Do El País
Por Rafael Calabria
Foto: Jeferson Silva
O ano de 2021 começou difícil para os usuários de transporte público, ainda mais, pois fácil nunca foi. Em razão do isolamento ainda gerado pela pandemia que diminuiu o número de passageiros e consequentemente a renda das empresas que operam os sistemas, agora a população mais vulnerável de diversos municípios amarga cortes de gratuidades, aumentos de tarifas, entre outras medidas prejudiciais. A situação é muito grave, pois vem privando essas pessoas não apenas do direito à mobilidade, mas do acesso a outros, como saúde, educação, lazer etc.

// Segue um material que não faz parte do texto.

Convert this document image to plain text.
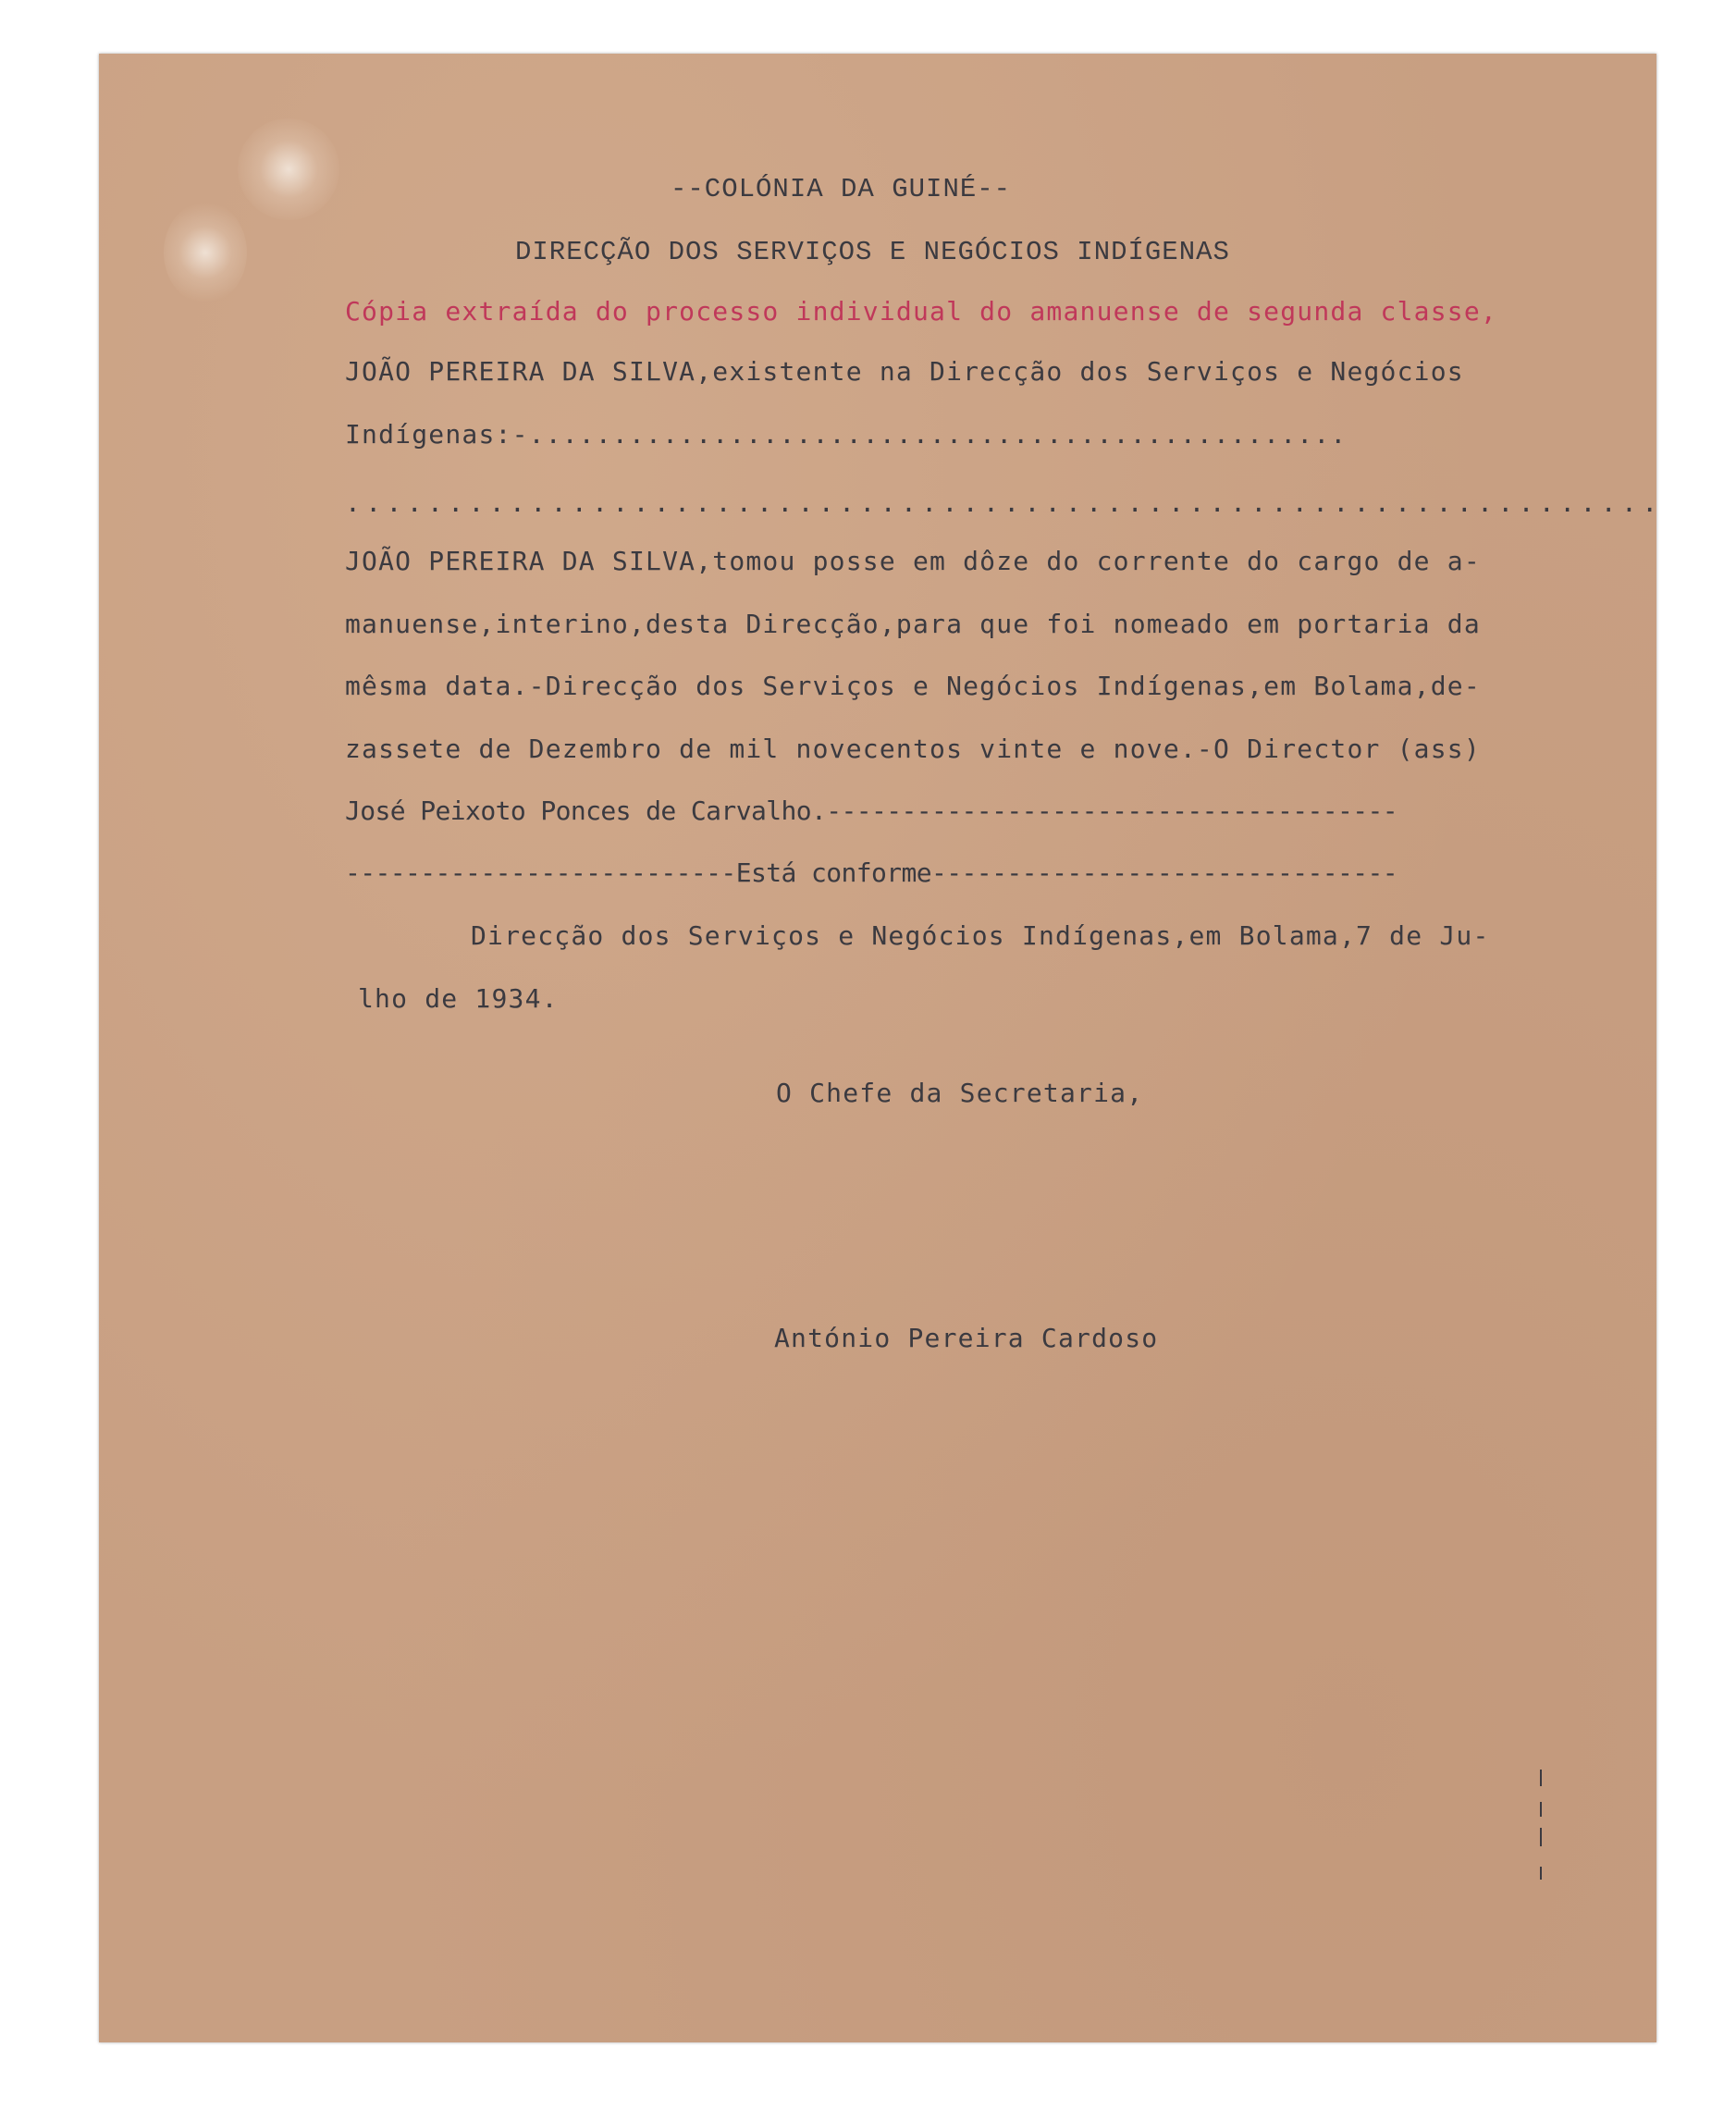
--COLÓNIA DA GUINÉ--
DIRECÇÃO DOS SERVIÇOS E NEGÓCIOS INDÍGENAS
Cópia extraída do processo individual do amanuense de segunda classe,
JOÃO PEREIRA DA SILVA,existente na Direcção dos Serviços e Negócios
Indígenas:-.................................................
................................................................
JOÃO PEREIRA DA SILVA,tomou posse em dôze do corrente do cargo de a-
manuense,interino,desta Direcção,para que foi nomeado em portaria da
mêsma data.-Direcção dos Serviços e Negócios Indígenas,em Bolama,de-
zassete de Dezembro de mil novecentos vinte e nove.-O Director (ass)
José Peixoto Ponces de Carvalho.--------------------------------------
--------------------------Está conforme-------------------------------
Direcção dos Serviços e Negócios Indígenas,em Bolama,7 de Ju-
lho de 1934.
O Chefe da Secretaria,
António Pereira Cardoso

As perguntas que nos fazemos são: as empresas precisam mesmo disso para garantir o funcionamento do serviço? E qual a responsabilidade do poder público nesse processo? As respostas para essas questões são complexas, mas já de início podemos dizer que tudo isso é consequência de uma histórica omissão e decisões erráticas dos Governos na hora de defender o interesse público (o que por princípio é seu mais importante papel) deixando prevalecer os interesses individuais, seja de empresários seja dos próprios gestores públicos.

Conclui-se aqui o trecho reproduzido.